After meeting with a new client in Palo Alto early this morning, I showed up about 2 hours late to Day 2 at the Advocacy Developers Conference here in Oakland. Luckily, Gunner let me in without much more than a "morning Ryan!". What a guy.

Today's meetings followed up on the previous day's discussions, and the one that intrigued me the most was the interoperability discussion lead by David Taylor. In the meeting, we had a great mix of content management systems represented, with Joomla, Drupal, Plone, AMP, and May First People-Link. After going around and around with what's important in integration, we finally threw our hands up and said, "let's just pick one small thing to tackle, and see what we can do."

Or as Gunner kept reminding us, "get the low hanging fruit."

We thought it would be interesting to see if we could get our various CMSes to talk to each other. One thing that we thought would be cool would be if we could query data from other CMSes, and then receive data and present it within our own systems.

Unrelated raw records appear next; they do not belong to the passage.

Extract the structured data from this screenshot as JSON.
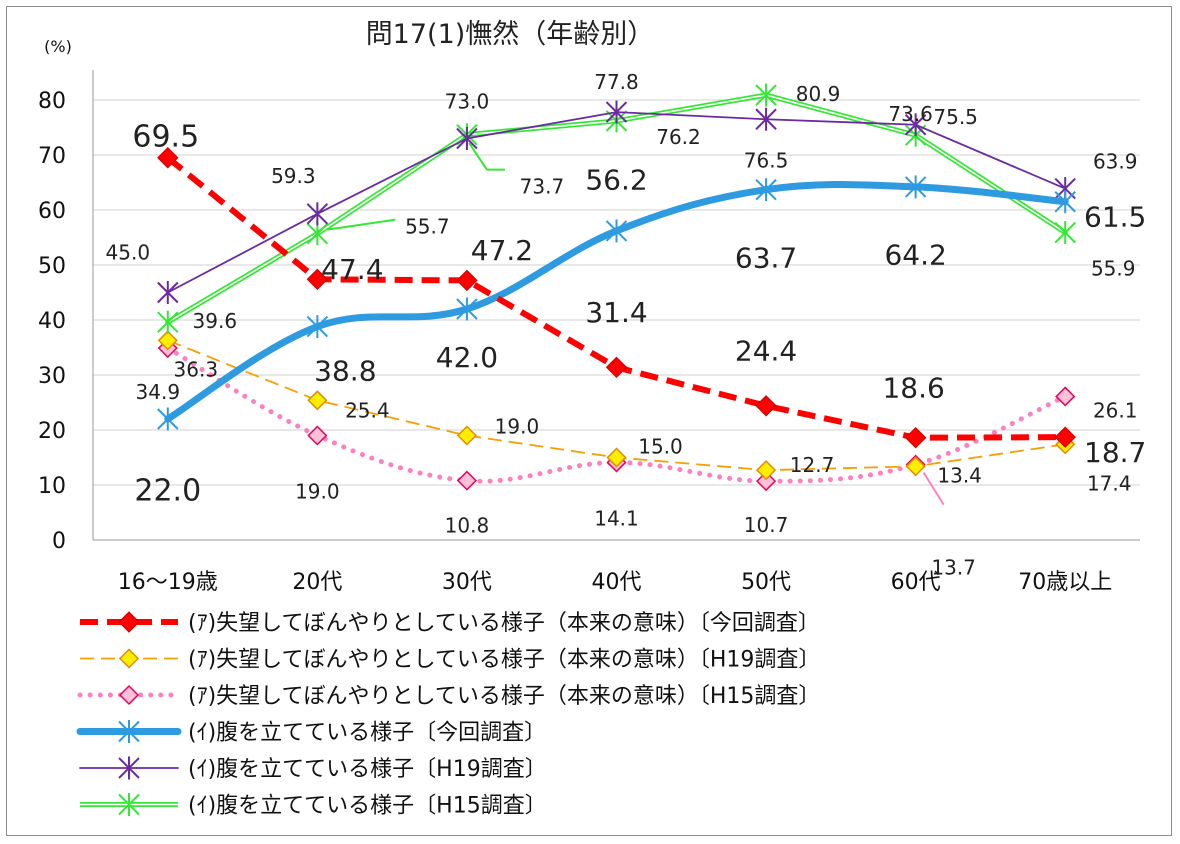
{
  "chart_data": {
    "type": "line",
    "title": "問17(1)憮然（年齢別）",
    "ylabel": "(%)",
    "xlabel": "",
    "ylim": [
      0,
      80
    ],
    "yticks": [
      0,
      10,
      20,
      30,
      40,
      50,
      60,
      70,
      80
    ],
    "grid": true,
    "legend_position": "bottom",
    "categories": [
      "16～19歳",
      "20代",
      "30代",
      "40代",
      "50代",
      "60代",
      "70歳以上"
    ],
    "series": [
      {
        "name": "(ｱ)失望してぼんやりとしている様子（本来の意味）〔今回調査〕",
        "values": [
          69.5,
          47.4,
          47.2,
          31.4,
          24.4,
          18.6,
          18.7
        ],
        "color": "#ff0000",
        "style": "dashed-thick",
        "marker": "diamond-filled"
      },
      {
        "name": "(ｱ)失望してぼんやりとしている様子（本来の意味）〔H19調査〕",
        "values": [
          36.3,
          25.4,
          19.0,
          15.0,
          12.7,
          13.4,
          17.4
        ],
        "color": "#f5a000",
        "style": "dashed-thin",
        "marker": "diamond-yellow"
      },
      {
        "name": "(ｱ)失望してぼんやりとしている様子（本来の意味）〔H15調査〕",
        "values": [
          34.9,
          19.0,
          10.8,
          14.1,
          10.7,
          13.7,
          26.1
        ],
        "color": "#ff80c0",
        "style": "dotted",
        "marker": "diamond-pink"
      },
      {
        "name": "(ｲ)腹を立てている様子〔今回調査〕",
        "values": [
          22.0,
          38.8,
          42.0,
          56.2,
          63.7,
          64.2,
          61.5
        ],
        "color": "#2e9be0",
        "style": "solid-thick",
        "marker": "star"
      },
      {
        "name": "(ｲ)腹を立てている様子〔H19調査〕",
        "values": [
          45.0,
          59.3,
          73.0,
          77.8,
          76.5,
          75.5,
          63.9
        ],
        "color": "#6a2aa0",
        "style": "solid-thin",
        "marker": "star"
      },
      {
        "name": "(ｲ)腹を立てている様子〔H15調査〕",
        "values": [
          39.6,
          55.7,
          73.7,
          76.2,
          80.9,
          73.6,
          55.9
        ],
        "color": "#33e833",
        "style": "solid-double",
        "marker": "star"
      }
    ]
  }
}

An example would be allowing a visitor on our Joomla site be able to search other Joomla sites and Plone sites, and then have the data collected and displayed on our Joomla site. While we thought general content would be great, David thought the things that are most often shared among sites was events.

Based on events, we decided that we needed to follow a standard. Unfortunately, we had a very similar discussion regarding events and the RSS Events standard, which as David and Jamie McClellan told us their war stories from trying to get it to work. We decided that we'd build to the GData specs by Google, which is just an extension of Atom.